Many who have adopted the health reform have left off everything hurtful; but does it follow that because they have left off these things, they can eat just as much as they please? They sit down to the table, and instead of considering how much they should eat, they give themselves up to appetite and eat to great excess. And the stomach has all it can do, or all it should do the rest of that day, to worry away with the burden imposed upon it. All the food that is put into the stomach, from which the system cannot derive benefit, is a burden to nature in her work. It hinders the living machine. The system is clogged and cannot successfully carry on its work. The vital organs are unnecessarily taxed, and the brain nerve power is called to the stomach to help the digestive organs carry on their work of disposing of an amount of food which does the system no good.

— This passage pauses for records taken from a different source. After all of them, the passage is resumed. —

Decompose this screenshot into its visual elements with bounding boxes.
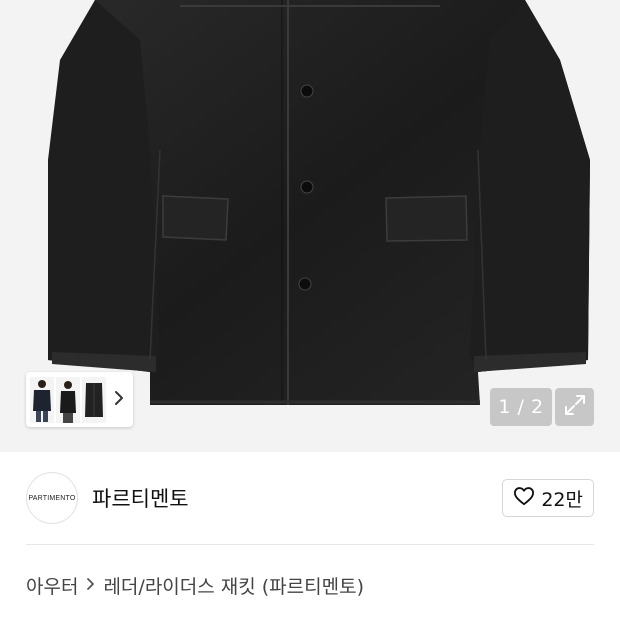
- thumbnail-strip[interactable]: [26, 372, 133, 427]
- shop-info: PARTIMENTO 파르티멘토 22만: [26, 472, 594, 524]
- thumbnail-model-side[interactable]: [56, 376, 80, 423]
- thumbnail-model-front[interactable]: [30, 376, 54, 423]
- like-button[interactable]: 22만: [502, 479, 594, 517]
- breadcrumb-item-outer[interactable]: 아우터: [26, 572, 78, 599]
- chevron-right-icon[interactable]: [114, 390, 124, 410]
- breadcrumb-item-category[interactable]: 레더/라이더스 재킷 (파르티멘토): [103, 572, 364, 599]
- shop-logo[interactable]: PARTIMENTO: [26, 472, 78, 524]
- shop-logo-text: PARTIMENTO: [28, 494, 76, 502]
- chevron-right-icon: [86, 574, 95, 596]
- thumbnail-product[interactable]: [82, 376, 106, 423]
- image-counter: 1 / 2: [490, 388, 552, 426]
- shop-name[interactable]: 파르티멘토: [92, 483, 189, 513]
- divider: [26, 544, 594, 545]
- heart-icon: [513, 486, 535, 510]
- product-image-gallery[interactable]: 1 / 2: [0, 0, 620, 452]
- breadcrumb: 아우터 레더/라이더스 재킷 (파르티멘토): [26, 570, 364, 600]
- expand-icon: [563, 393, 587, 421]
- like-count: 22만: [541, 488, 583, 511]
- fullscreen-button[interactable]: [555, 388, 594, 426]
- thumbnail-list: [30, 376, 106, 423]
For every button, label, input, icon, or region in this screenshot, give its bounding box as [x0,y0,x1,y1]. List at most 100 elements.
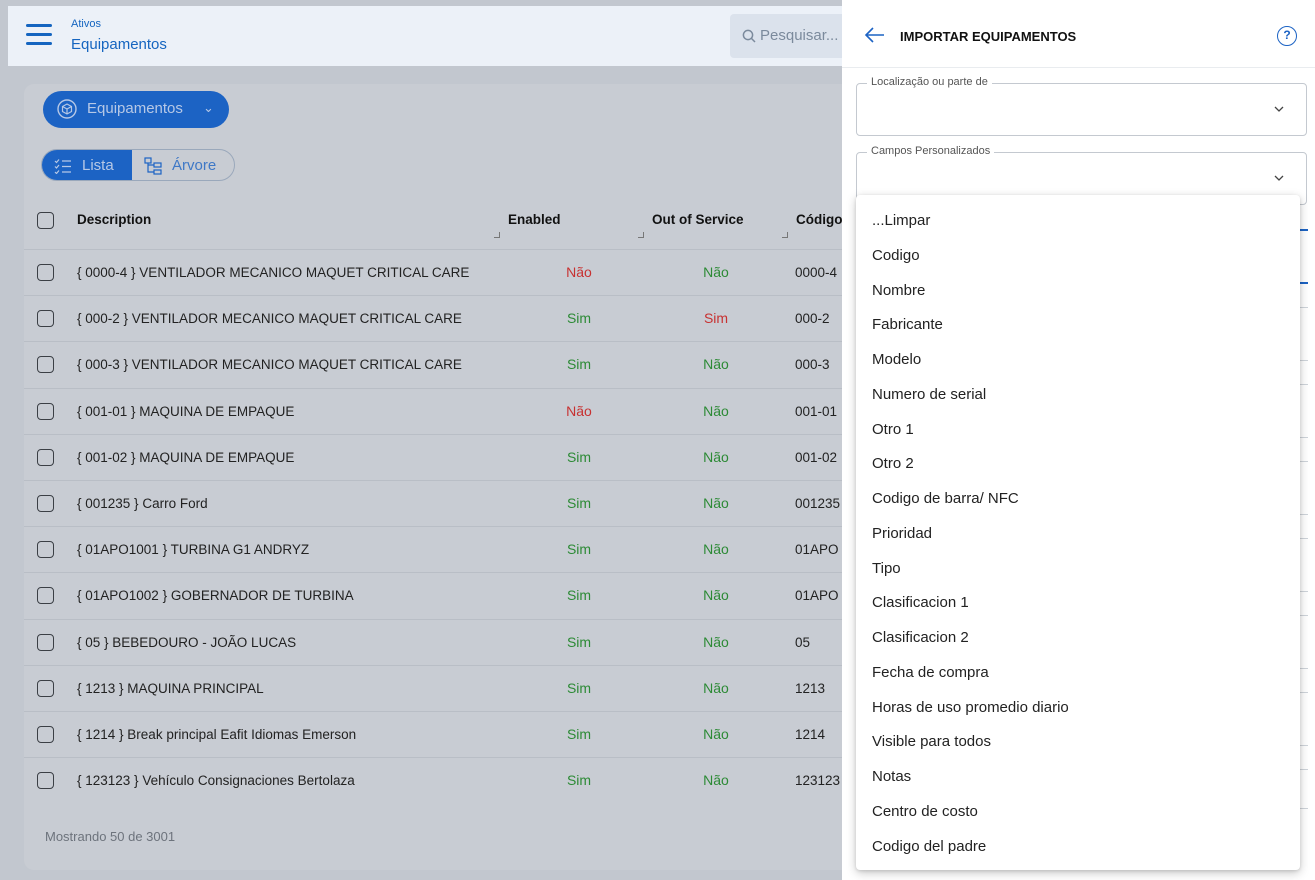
row-code: 001-02 [795,449,838,465]
table-row[interactable]: { 001-02 } MAQUINA DE EMPAQUE Sim Não 001-0… [24,433,842,480]
row-checkbox[interactable] [37,264,54,281]
dropdown-option[interactable]: Otro 2 [872,455,914,472]
out-of-service-status: Não [703,772,729,789]
row-checkbox[interactable] [37,402,54,420]
row-description: { 123123 } Vehículo Consignaciones Berto… [77,773,355,789]
dropdown-option[interactable]: ...Limpar [872,212,930,229]
row-code: 01APO [795,542,839,558]
dropdown-option[interactable]: Modelo [872,351,921,368]
column-header-code[interactable]: Código [796,212,843,227]
row-code: 000-2 [795,311,830,327]
table-row[interactable]: { 1213 } MAQUINA PRINCIPAL Sim Não 1213 [24,664,842,711]
list-icon [54,159,71,174]
equipment-selector-label: Equipamentos [87,100,183,117]
dropdown-option[interactable]: Codigo [872,247,920,264]
table-row[interactable]: { 1214 } Break principal Eafit Idiomas E… [24,711,842,757]
table-row[interactable]: { 001235 } Carro Ford Sim Não 001235 [24,480,842,526]
column-resize-handle[interactable] [782,232,788,238]
chevron-down-icon [1274,106,1284,112]
dropdown-option[interactable]: Prioridad [872,525,932,542]
breadcrumb-parent[interactable]: Ativos [71,18,101,30]
row-checkbox[interactable] [37,633,54,651]
dropdown-option[interactable]: Fecha de compra [872,664,989,681]
dropdown-option[interactable]: Tipo [872,560,901,577]
box-icon [57,99,77,119]
row-code: 001235 [795,496,841,511]
menu-icon[interactable] [26,24,52,46]
row-checkbox[interactable] [37,726,54,743]
table-row[interactable]: { 123123 } Vehículo Consignaciones Berto… [24,757,842,803]
column-resize-handle[interactable] [638,232,644,238]
dropdown-option[interactable]: Clasificacion 1 [872,594,969,611]
enabled-status: Sim [566,356,592,373]
enabled-status: Sim [566,726,592,742]
row-description: { 001-01 } MAQUINA DE EMPAQUE [77,403,295,419]
out-of-service-status: Não [703,448,729,465]
row-code: 1213 [795,680,826,696]
out-of-service-status: Não [703,726,729,742]
column-mapping-dropdown: ...Limpar Codigo Nombre Fabricante Modelo Num… [856,195,1300,870]
out-of-service-status: Não [703,264,729,280]
row-checkbox[interactable] [37,310,54,328]
row-description: { 01APO1002 } GOBERNADOR DE TURBINA [77,588,354,604]
table-row[interactable]: { 000-3 } VENTILADOR MECANICO MAQUET CRI… [24,341,842,387]
out-of-service-status: Não [703,633,729,650]
row-checkbox[interactable] [37,679,54,697]
out-of-service-status: Não [703,587,729,604]
row-description: { 000-2 } VENTILADOR MECANICO MAQUET CRI… [77,311,462,327]
dropdown-option[interactable]: Otro 1 [872,421,914,438]
dropdown-option[interactable]: Horas de uso promedio diario [872,699,1069,716]
out-of-service-status: Não [703,356,729,373]
select-all-checkbox[interactable] [37,212,54,229]
row-checkbox[interactable] [37,356,54,374]
row-checkbox[interactable] [37,495,54,512]
column-header-description[interactable]: Description [77,212,151,227]
column-header-enabled[interactable]: Enabled [508,212,561,227]
enabled-status: Sim [566,587,592,604]
table-row[interactable]: { 000-2 } VENTILADOR MECANICO MAQUET CRI… [24,295,842,341]
dropdown-option[interactable]: Numero de serial [872,386,986,403]
dropdown-option[interactable]: Nombre [872,282,925,299]
row-checkbox[interactable] [37,587,54,605]
row-code: 1214 [795,727,826,742]
column-resize-handle[interactable] [494,232,500,238]
chevron-down-icon: ⌄ [203,100,214,115]
enabled-status: Sim [566,679,592,696]
column-header-out-of-service[interactable]: Out of Service [652,212,744,227]
dropdown-option[interactable]: Fabricante [872,316,943,333]
location-select[interactable]: Localização ou parte de [856,76,1307,136]
back-arrow-icon[interactable] [864,25,886,45]
dropdown-option[interactable]: Codigo del padre [872,838,986,855]
dropdown-option[interactable]: Clasificacion 2 [872,629,969,646]
enabled-status: Sim [566,772,592,789]
dropdown-option[interactable]: Centro de costo [872,803,978,820]
row-description: { 1213 } MAQUINA PRINCIPAL [77,680,264,696]
row-checkbox[interactable] [37,772,54,790]
view-list-label: Lista [82,157,114,174]
search-placeholder: Pesquisar... [760,27,839,44]
row-description: { 000-3 } VENTILADOR MECANICO MAQUET CRI… [77,357,462,373]
dropdown-option[interactable]: Notas [872,768,911,785]
view-tree-button[interactable]: Árvore [132,150,234,180]
table-row[interactable]: { 01APO1001 } TURBINA G1 ANDRYZ Sim Não 01A… [24,526,842,572]
dropdown-option[interactable]: Visible para todos [872,733,991,750]
table-row[interactable]: { 001-01 } MAQUINA DE EMPAQUE Não Não 001-0… [24,387,842,434]
top-bar: Ativos Equipamentos Pesquisar... [8,6,842,66]
tree-icon [144,157,162,175]
table-row[interactable]: { 01APO1002 } GOBERNADOR DE TURBINA Sim Nã… [24,572,842,618]
help-icon[interactable]: ? [1277,26,1297,46]
table-row[interactable]: { 0000-4 } VENTILADOR MECANICO MAQUET CR… [24,249,842,295]
out-of-service-status: Não [703,679,729,696]
table-row[interactable]: { 05 } BEBEDOURO - JOÃO LUCAS Sim Não 05 [24,618,842,665]
search-input[interactable]: Pesquisar... [730,14,842,58]
row-description: { 0000-4 } VENTILADOR MECANICO MAQUET CR… [77,265,470,280]
dropdown-option[interactable]: Codigo de barra/ NFC [872,490,1019,507]
view-toggle: Lista Árvore [41,149,235,181]
row-checkbox[interactable] [37,541,54,559]
row-description: { 001235 } Carro Ford [77,496,208,511]
row-checkbox[interactable] [37,448,54,466]
enabled-status: Sim [566,310,592,327]
equipment-selector-button[interactable]: Equipamentos ⌄ [43,91,229,128]
view-list-button[interactable]: Lista [42,150,132,180]
out-of-service-status: Não [703,402,729,419]
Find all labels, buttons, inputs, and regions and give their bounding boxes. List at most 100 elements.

Thus the power of the brain is lessened by drawing so heavily upon it to help the stomach get along with its heavy burden. And after it has accomplished the task, what are the sensations experienced as the result of this unnecessary expenditure of vital force? A feeling of goneness, a faintness, as though you must eat more. Perhaps this feeling comes just before mealtime. What is the cause of this? Nature has worried along with her work and it so thoroughly exhausted in consequence that you have this sensation of goneness. And you think that the stomach says, “More food,” when, in its faintness, it is distinctly saying, “Give me rest.”